Try ‘Legendary’ Bears Cv’s State Champions Rate With Area’s All-Time Best Teams
One of the best Spokane football teams ever played perhaps the best football game ever Saturday night.
Central Valley’s behind-the-woodshed whippin’ of South Kitsap for the State 4A football championship was the stuff of legends.
Given the magnitude of the game, the stage on which it was played and the complete domination of a respected program, the Bears’ 49-13 thrashing of the Wolves should always be used as a measuring stick whenever great teams are mentioned.
Defensively, CV slammed the door on a team averaging more than 42 points per game.
Offensively, the Bears went over, around and through a team that gave up just 12 points a game.
South K, a team whose closest of 12 games in its 18th-straight playoff season was 11 points, saw that plus-30 turned into a minus-36 by a team that had never won a playoff game before this year.
Bludgeoned comes to mind.
But to call the Bears the best team ever wouldn’t be fair to them or a handful of other teams such as Gonzaga Prep’s 1963 squad or Lewis and Clark’s of 1967, generally considered Spokane’s best.
The Bears do, however, deserve to be part of the argument.
Until 1973, there was no state playoff for a barometer. Since then, the only Spokane schools to win titles were West Valley, East Valley and Gonzaga Prep twice.
And none was quite as convincing as Central Valley’s championship game statement.
The Bears had the ball 32 minutes of the 48-minute game, including an 18-6 edge in the first half, against a team that rushed for more yards than CV in one less game. Central Valley never punted.
West Valley’s 1976 team finished 12-0 but only beat a .500 Hoquiam team 30-21 in the finals. East Valley was 13-0 in 1981 after edging Arlington 19-14.
In 1982, twice-beaten Gonzaga Prep handed South Kitsap its only loss, winning the title game “just” 25-7. In ‘86, the Bullpups went undefeated in 12 games but only beat Juanita 14-7.
Throughout this season, the Bears were never quite perfect. Their secondary was suspect, the quarterback inconsistent and there was that humbling loss to Gonzaga Prep late in the regular season.
In the playoffs, while South Kitsap opened with 42-8 and 55-9 wins, Central Valley was fighting through the Big Nine Conference’s representatives, winning by seven, three and nine points.
In the last two weeks, CV took the No. 1 and No. 2 teams in the state, both nationally ranked, apart.
In the semifinals, the secondary of cornerbacks Nate McFarlane and Zac Scott and free safety Justin Folkins was superb in a 10-0 win over 12-0, top-ranked Puyallup, a team with a state-of-the-art passing attack.
Against South Kitsap, quarterback Chad Adamson made the Bears complete. A talented athlete, Adamson showed flashes of brilliance, rarely made mistakes and was always a leader but never settled into a groove, perhaps because he was never needed on a consistent basis with all the other weapons the Bears had.

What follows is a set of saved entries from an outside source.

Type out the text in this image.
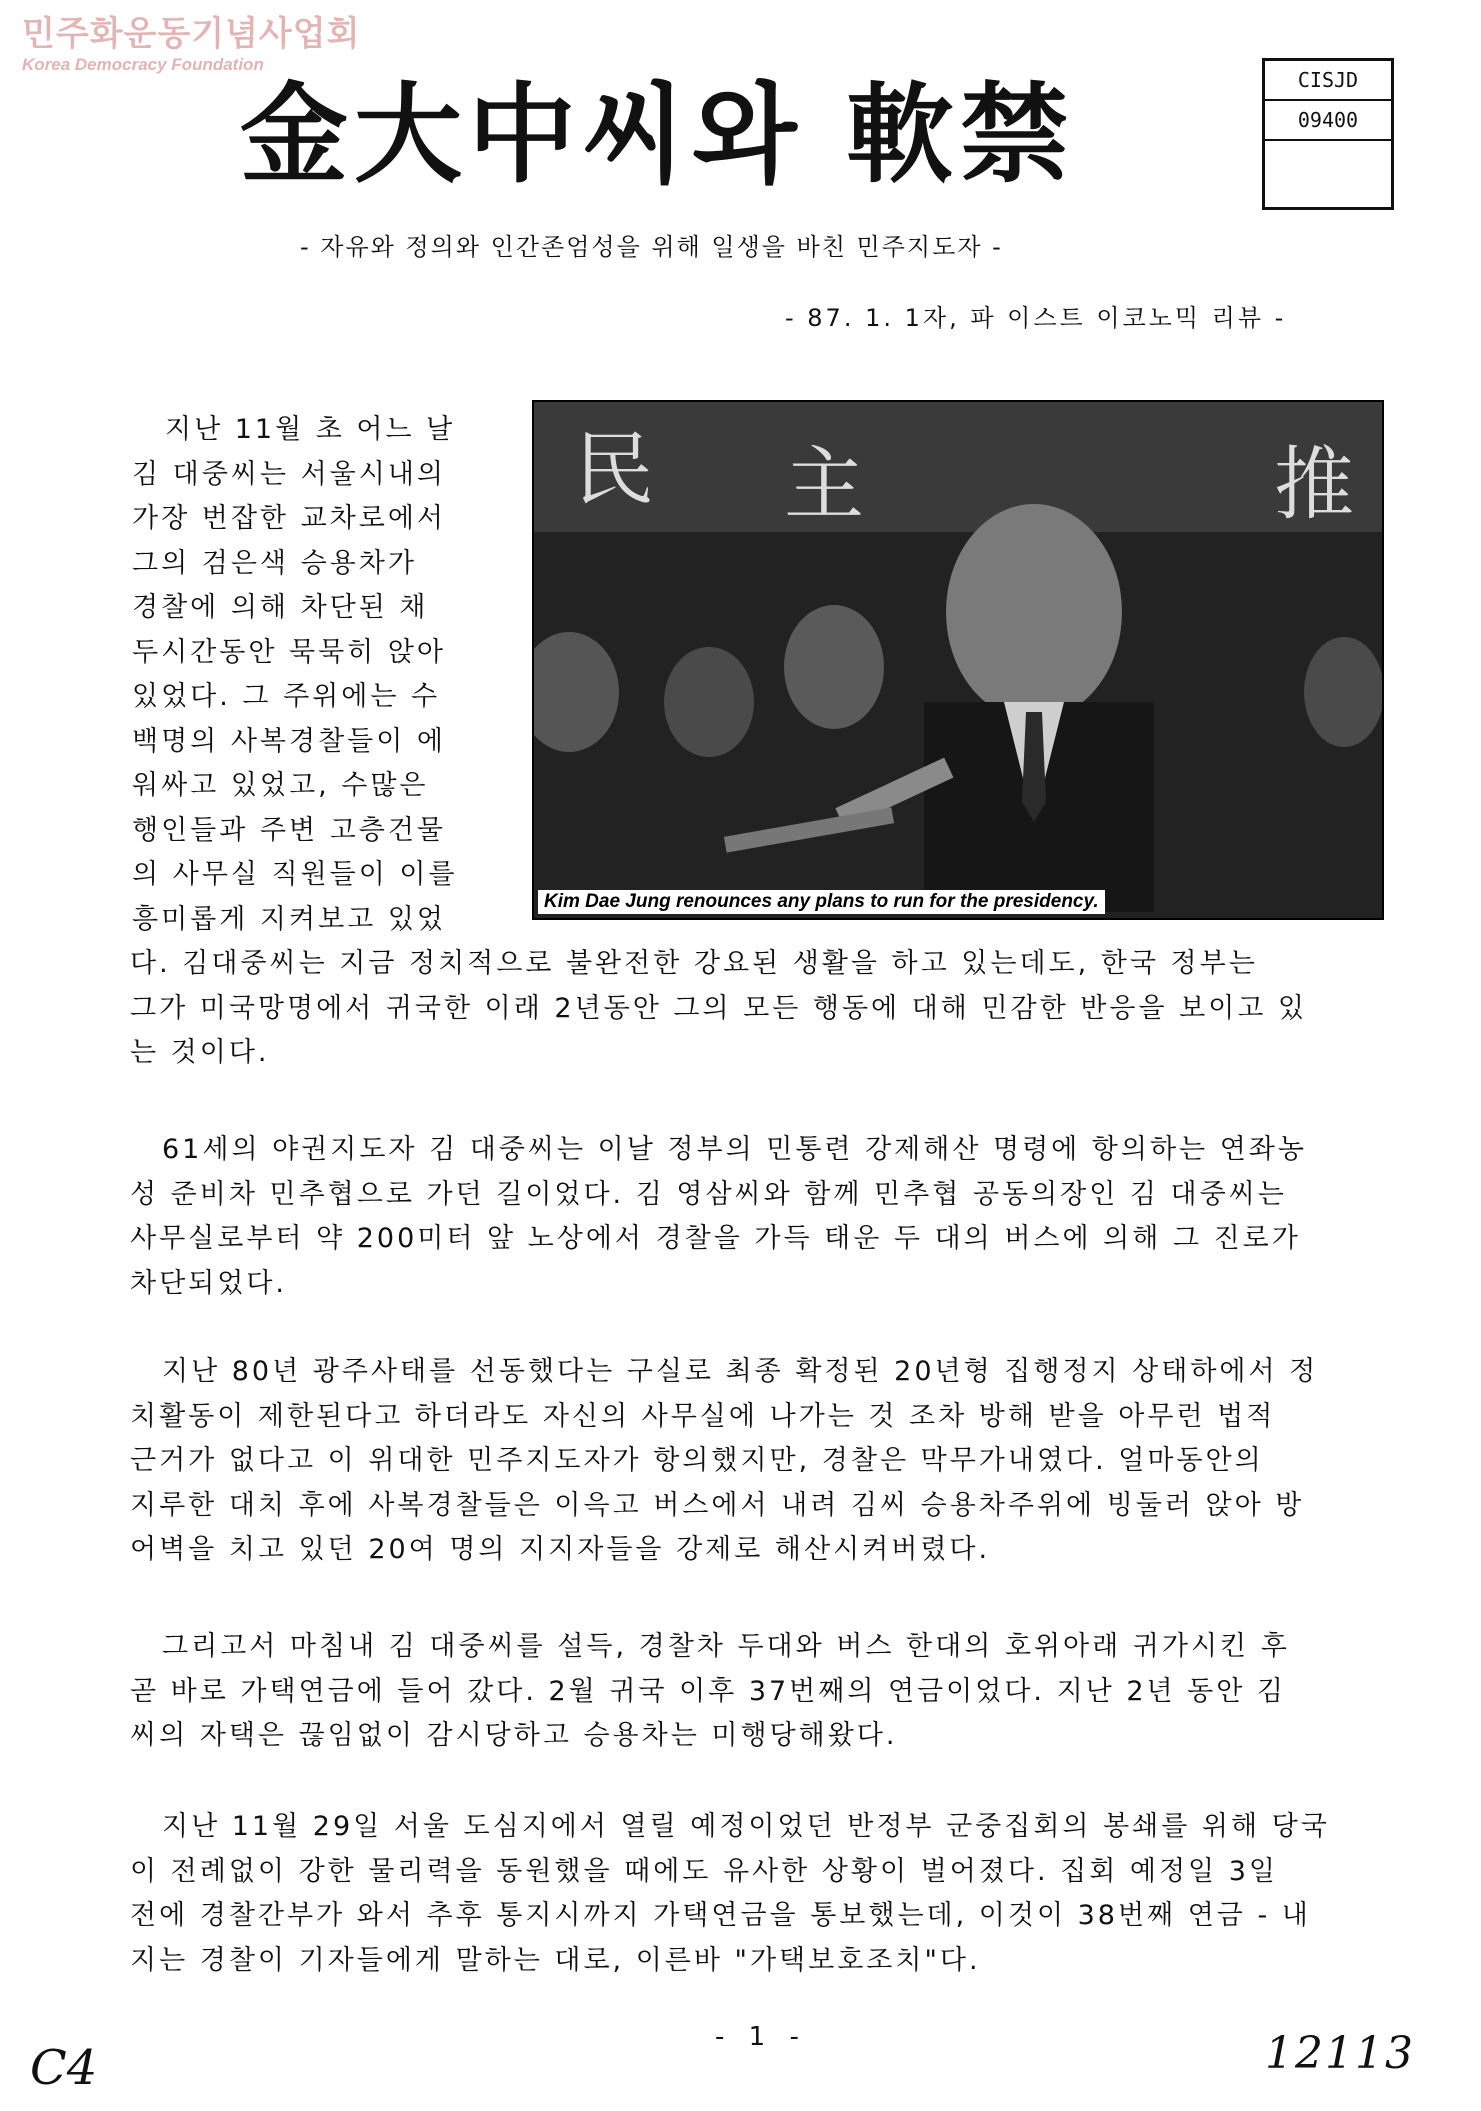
민주화운동기념사업회
Korea Democracy Foundation
CISJD
09400
金大中씨와 軟禁
- 자유와 정의와 인간존엄성을 위해 일생을 바친 민주지도자 -
- 87. 1. 1자, 파 이스트 이코노믹 리뷰 -
民 主	推
Kim Dae Jung renounces any plans to run for the presidency.
지난 11월 초 어느 날
김 대중씨는 서울시내의
가장 번잡한 교차로에서
그의 검은색 승용차가
경찰에 의해 차단된 채
두시간동안 묵묵히 앉아
있었다. 그 주위에는 수
백명의 사복경찰들이 에
워싸고 있었고, 수많은
행인들과 주변 고층건물
의 사무실 직원들이 이를
흥미롭게 지켜보고 있었
다. 김대중씨는 지금 정치적으로 불완전한 강요된 생활을 하고 있는데도, 한국 정부는
그가 미국망명에서 귀국한 이래 2년동안 그의 모든 행동에 대해 민감한 반응을 보이고 있
는 것이다.
61세의 야권지도자 김 대중씨는 이날 정부의 민통련 강제해산 명령에 항의하는 연좌농
성 준비차 민추협으로 가던 길이었다. 김 영삼씨와 함께 민추협 공동의장인 김 대중씨는
사무실로부터 약 200미터 앞 노상에서 경찰을 가득 태운 두 대의 버스에 의해 그 진로가
차단되었다.
지난 80년 광주사태를 선동했다는 구실로 최종 확정된 20년형 집행정지 상태하에서 정
치활동이 제한된다고 하더라도 자신의 사무실에 나가는 것 조차 방해 받을 아무런 법적
근거가 없다고 이 위대한 민주지도자가 항의했지만, 경찰은 막무가내였다. 얼마동안의
지루한 대치 후에 사복경찰들은 이윽고 버스에서 내려 김씨 승용차주위에 빙둘러 앉아 방
어벽을 치고 있던 20여 명의 지지자들을 강제로 해산시켜버렸다.
그리고서 마침내 김 대중씨를 설득, 경찰차 두대와 버스 한대의 호위아래 귀가시킨 후
곧 바로 가택연금에 들어 갔다. 2월 귀국 이후 37번째의 연금이었다. 지난 2년 동안 김
씨의 자택은 끊임없이 감시당하고 승용차는 미행당해왔다.
지난 11월 29일 서울 도심지에서 열릴 예정이었던 반정부 군중집회의 봉쇄를 위해 당국
이 전례없이 강한 물리력을 동원했을 때에도 유사한 상황이 벌어졌다. 집회 예정일 3일
전에 경찰간부가 와서 추후 통지시까지 가택연금을 통보했는데, 이것이 38번째 연금 - 내
지는 경찰이 기자들에게 말하는 대로, 이른바 "가택보호조치"다.
- 1 -
C4	12113
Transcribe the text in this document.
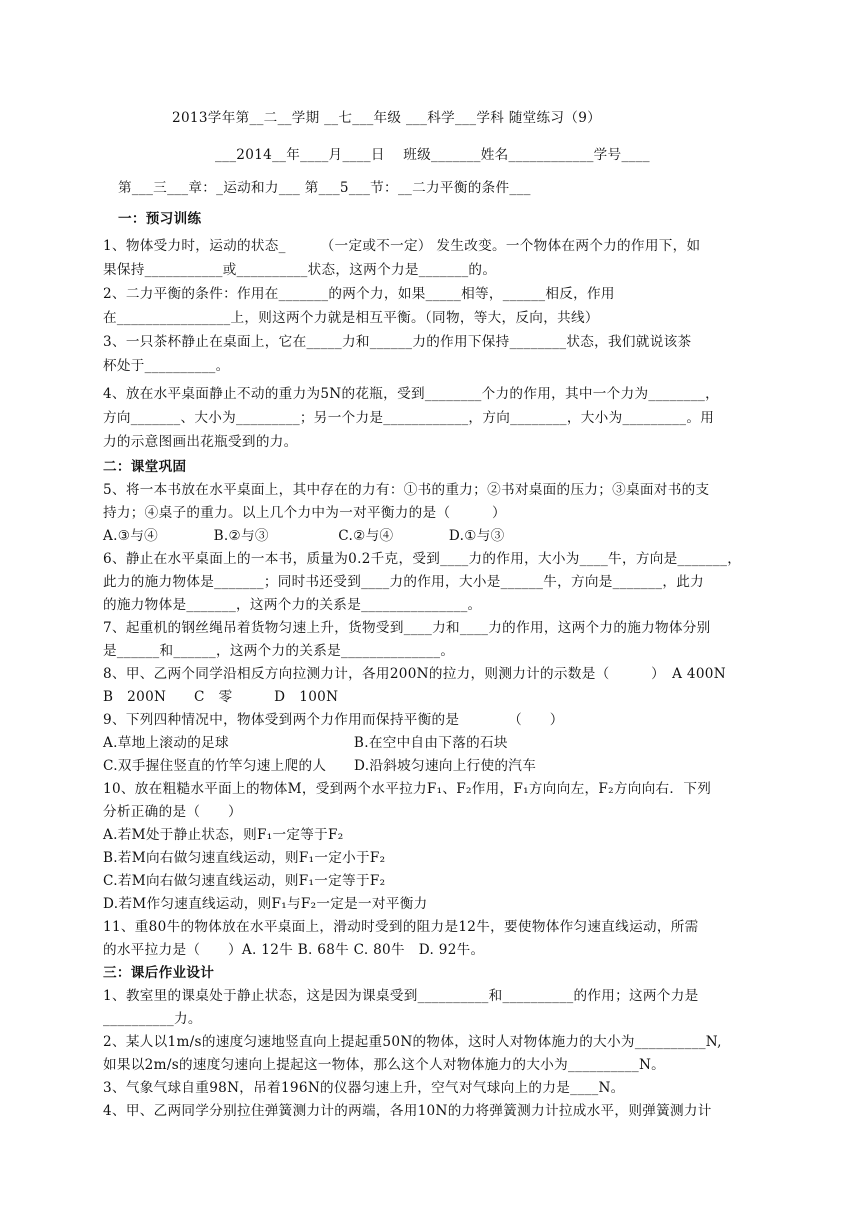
2013学年第__二__学期 __七___年级 ___科学___学科 随堂练习（9）
___2014__年____月____日　 班级_______姓名____________学号____
第___三___章：_运动和力___ 第___5___节：__二力平衡的条件___
一：预习训练
1、物体受力时，运动的状态_　　　（一定或不一定） 发生改变。一个物体在两个力的作用下，如
果保持___________或__________状态，这两个力是_______的。
2、二力平衡的条件：作用在_______的两个力，如果_____相等，______相反，作用
在________________上，则这两个力就是相互平衡。（同物，等大，反向，共线）
3、一只茶杯静止在桌面上，它在_____力和______力的作用下保持________状态，我们就说该茶
杯处于__________。
4、放在水平桌面静止不动的重力为5N的花瓶，受到________个力的作用，其中一个力为________，
方向_______、大小为_________；另一个力是____________，方向________，大小为_________。用
力的示意图画出花瓶受到的力。
二：课堂巩固
5、将一本书放在水平桌面上，其中存在的力有：①书的重力；②书对桌面的压力；③桌面对书的支
持力；④桌子的重力。以上几个力中为一对平衡力的是（　　　）
A.③与④　　　　B.②与③　　　　　C.②与④　　　　D.①与③
6、静止在水平桌面上的一本书，质量为0.2千克，受到____力的作用，大小为____牛，方向是_______，
此力的施力物体是_______；同时书还受到____力的作用，大小是______牛，方向是_______，此力
的施力物体是_______，这两个力的关系是_______________。
7、起重机的钢丝绳吊着货物匀速上升，货物受到____力和____力的作用，这两个力的施力物体分别
是______和______，这两个力的关系是______________。
8、甲、乙两个同学沿相反方向拉测力计，各用200N的拉力，则测力计的示数是（　　　）　A 400N
B　200N　　C　零　　　D　100N
9、下列四种情况中，物体受到两个力作用而保持平衡的是　　　　（　　）
A.草地上滚动的足球　　　　　　　　　B.在空中自由下落的石块
C.双手握住竖直的竹竿匀速上爬的人　　D.沿斜坡匀速向上行使的汽车
10、放在粗糙水平面上的物体M，受到两个水平拉力F₁、F₂作用，F₁方向向左，F₂方向向右．下列
分析正确的是（　　）
A.若M处于静止状态，则F₁一定等于F₂
B.若M向右做匀速直线运动，则F₁一定小于F₂
C.若M向右做匀速直线运动，则F₁一定等于F₂
D.若M作匀速直线运动，则F₁与F₂一定是一对平衡力
11、重80牛的物体放在水平桌面上，滑动时受到的阻力是12牛，要使物体作匀速直线运动，所需
的水平拉力是（　　）A. 12牛 B. 68牛 C. 80牛　D. 92牛。
三：课后作业设计
1、教室里的课桌处于静止状态，这是因为课桌受到__________和__________的作用；这两个力是
__________力。
2、某人以1m/s的速度匀速地竖直向上提起重50N的物体，这时人对物体施力的大小为__________N,
如果以2m/s的速度匀速向上提起这一物体，那么这个人对物体施力的大小为__________N。
3、气象气球自重98N，吊着196N的仪器匀速上升，空气对气球向上的力是____N。
4、甲、乙两同学分别拉住弹簧测力计的两端，各用10N的力将弹簧测力计拉成水平，则弹簧测力计
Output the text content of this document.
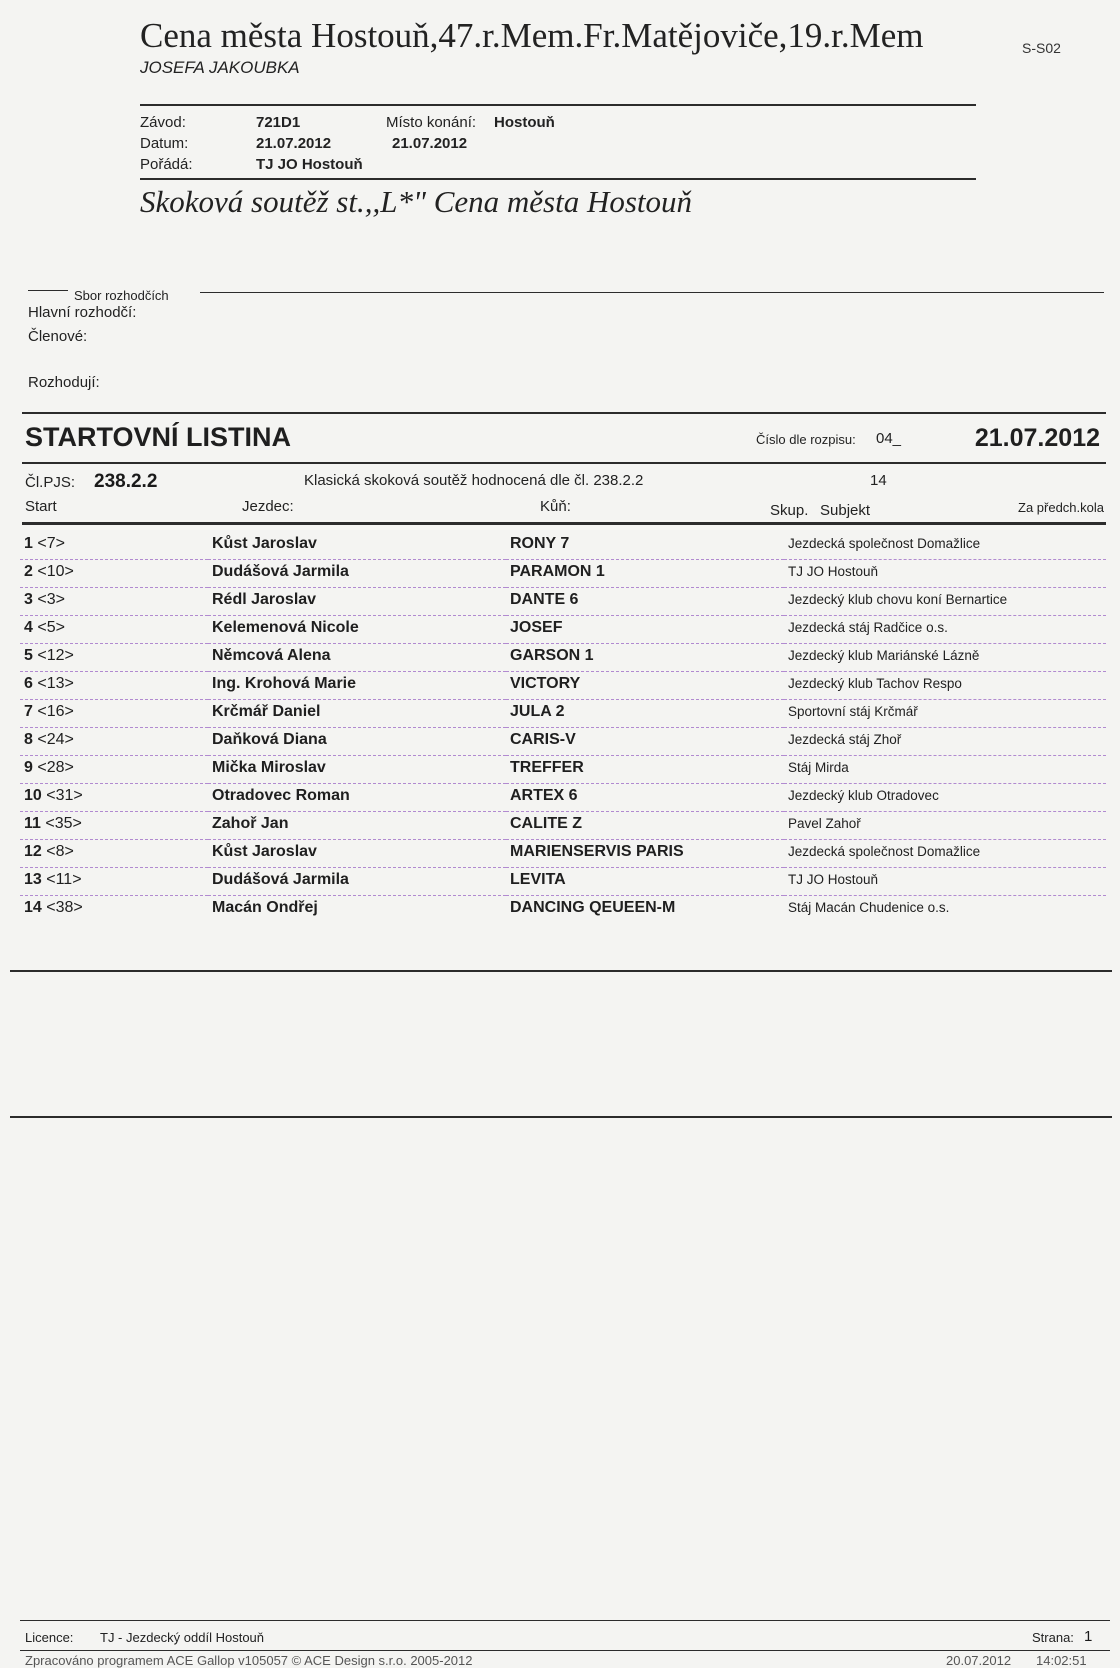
Cena města Hostouň,47.r.Mem.Fr.Matějoviče,19.r.Mem
JOSEFA JAKOUBKA
S-S02
Závod:	721D1	Místo konání: Hostouň
Datum:	21.07.2012	21.07.2012
Pořádá:	TJ JO Hostouň
Skoková soutěž st.,,L*" Cena města Hostouň
Sbor rozhodčích
Hlavní rozhodčí:
Členové:
Rozhodují:
STARTOVNÍ LISTINA	Číslo dle rozpisu: 04_	21.07.2012
Čl.PJS: 238.2.2	Klasická skoková soutěž hodnocená dle čl. 238.2.2	14
Start	Jezdec:	Kůň:	Skup. Subjekt	Za předch.kola
1 <7>	Kůst Jaroslav	RONY 7	Jezdecká společnost Domažlice
2 <10>	Dudášová Jarmila	PARAMON 1	TJ JO Hostouň
3 <3>	Rédl Jaroslav	DANTE 6	Jezdecký klub chovu koní Bernartice
4 <5>	Kelemenová Nicole	JOSEF	Jezdecká stáj Radčice o.s.
5 <12>	Němcová Alena	GARSON 1	Jezdecký klub Mariánské Lázně
6 <13>	Ing. Krohová Marie	VICTORY	Jezdecký klub Tachov Respo
7 <16>	Krčmář Daniel	JULA 2	Sportovní stáj Krčmář
8 <24>	Daňková Diana	CARIS-V	Jezdecká stáj Zhoř
9 <28>	Mička Miroslav	TREFFER	Stáj Mirda
10 <31>	Otradovec Roman	ARTEX 6	Jezdecký klub Otradovec
11 <35>	Zahoř Jan	CALITE Z	Pavel Zahoř
12 <8>	Kůst Jaroslav	MARIENSERVIS PARIS	Jezdecká společnost Domažlice
13 <11>	Dudášová Jarmila	LEVITA	TJ JO Hostouň
14 <38>	Macán Ondřej	DANCING QEUEEN-M	Stáj Macán Chudenice o.s.
Licence: TJ - Jezdecký oddíl Hostouň	Strana: 1
Zpracováno programem ACE Gallop v105057 © ACE Design s.r.o. 2005-2012	20.07.2012 14:02:51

When the Bears took their game to another level Saturday night, Adamson was leading the charge.
Adamson completed 13 of 17 passes for 198 yards, which played as important a role in Tyree Clowe’s rushing record as the offensive line.
Clowe ran for 254 yards on 28 carries, both championship game records, punishing the few South Kitsap defenders who weren’t buried by the line or the fullback.
Defensively, the Bears were simply solid. They allowed one drive and one well-designed, perfectly executed trick play.
And everyone was fired up by the old coach’s ploy they don’t respect us. CV’s size couldn’t be hidden, so imagine South Kitsap coaches telling their players they would have to compensate with their brains and technique. Then imagine a reporter asking the players how they were going to handle the marauding Bears.
“Big guys? It don’t matter to us,” one lineman was quoted in the Tacoma paper. “The technique in practice and all the hard work we put in should take care of itself there… . The running backs run hard all the time and we know that. They are going to do the job right and we’ll get the job done in the right form. No problem for us.”
But that wasn’t all.
“Line play is going to decide the game,” the quarterback said. “We are not as big as they are, but I think we are more disciplined and fundamental, and I think we’re better because our guys are smart guys, you don’t find a dumb guy out there.”
With a little tweaking by the coaches, the Bears were suitably inspired.
The Wolves ran for just 172 yards, the quarterback was 2 of 12 with more completions to Folkins than his teammates.
Yes, the Bears had it all and for one night, no one could have done it any better.